Eviction’s Announced in Boeung Trobek Community
Posted On : February, 4, 2015 | By សំឡេងទីក្រុង

On Tuesday, February 3rd 2015, residents—some of whom have been living in the Boeng Trobek area for over 30 years—are facing eviction after being told that they are living in a water-storage area in Phnom Penh by the Municipality.

Along the drainage system area—located in Village 5, Boeung Trobek commune, Chomkamon district—there are old settlements inhabited by over 400 families. Lines were recently painted along the settlements with different colors, conveying that residents must move away.

Long Dimanche, the spokesman of the Municipality, said “we are collecting data about a number of families living illegally in the Boeung Trobek area, and making a final decision about the financial compensation that we should offer to Boeung Trobek residents.”

According to Mr. Prom Somkhan, the head officer of Chomkamorn district, “the residents who are currently living in the Boeung Trobek area will be forced to move away soon [because] they have been living in the dirty lake area. ”

A 33-year-old resident living in Village 5, Ms. Chan Savath, said “I have been living with my husband, who is a sculptor, and my children here since 1995. However, my family and my neighbors are soon [going to be] evicted from our settlements, which have been painted in red [which is] a sign of eviction.” She added that the evictions have made them worry about having to move to a new settlement offered by the authority. Before, there was a broken promise by the authorities; they promised to offer us other land near Anlong Kgnan village and Prey Sor prison for compensation, yet when we agreed to move, we didn’t get the land as promise.

A 62-year-old grandmother, Kreoun Heng, said “I have been living in this area with my family since 1995. Living in a difficult situation, my husband and I have been selling dried prawns and my son-in-law works as a sculptor to feed the whole family. Talking about the land I am living in, I have been evicted many times already.
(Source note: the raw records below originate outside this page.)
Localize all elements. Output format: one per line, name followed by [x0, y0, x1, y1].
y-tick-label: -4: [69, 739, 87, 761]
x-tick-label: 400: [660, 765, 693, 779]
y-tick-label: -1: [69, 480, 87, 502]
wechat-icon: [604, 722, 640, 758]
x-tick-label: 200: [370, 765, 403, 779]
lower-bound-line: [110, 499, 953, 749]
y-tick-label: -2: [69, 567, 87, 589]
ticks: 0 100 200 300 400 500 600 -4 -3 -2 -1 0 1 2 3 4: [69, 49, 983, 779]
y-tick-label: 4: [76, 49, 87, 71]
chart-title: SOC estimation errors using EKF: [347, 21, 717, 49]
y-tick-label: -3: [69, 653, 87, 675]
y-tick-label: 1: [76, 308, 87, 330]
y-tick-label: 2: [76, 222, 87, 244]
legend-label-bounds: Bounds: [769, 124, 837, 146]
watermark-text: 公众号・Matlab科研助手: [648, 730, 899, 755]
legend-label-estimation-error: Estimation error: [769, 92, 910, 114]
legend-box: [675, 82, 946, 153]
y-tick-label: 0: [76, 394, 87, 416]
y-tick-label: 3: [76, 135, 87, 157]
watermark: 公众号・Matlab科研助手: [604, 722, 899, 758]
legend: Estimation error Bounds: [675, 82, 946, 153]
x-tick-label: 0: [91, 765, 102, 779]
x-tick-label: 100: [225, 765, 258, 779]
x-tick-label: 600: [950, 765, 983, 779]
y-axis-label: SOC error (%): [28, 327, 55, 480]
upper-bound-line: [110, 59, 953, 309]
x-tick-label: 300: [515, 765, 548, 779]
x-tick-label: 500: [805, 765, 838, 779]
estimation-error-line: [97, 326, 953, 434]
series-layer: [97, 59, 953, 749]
And now, the authorities have painted my house with red writing saying that I must move away.”

A 53 year-old vendor in the Boeung Trobek area, Ms, Hour Seaklorn, said “I settled here with my family in 1980. Living in here for more than 30 years, I have been evicted many times after being accused of living in a water-storage area. Recently, the authorities painted my house without informing me. Then, we saw an announcement in the newspaper by Long Dimanche, spokesman for the Municipality, that the residents in Boeung Trobek area must move out soon.” Ms. Seaklorn added that she would accept the statement of eviction if the authorities provided proper compensation. “If [they don’t offer] proper compensation, we will not leave, and we will assemble in unity to fight for this demand as we would no longer be able to trust the authorities. We hope that the United Nations, NGOs, and civil society organizations will help us with this problem.”

What are your thoughts on uninformed and forceful evictions without providing proper compensation? What will happen when the residents fight the authorities’ attempt to evict them? What will happen if they go through with the eviction, keeping in mind that the land is valuable?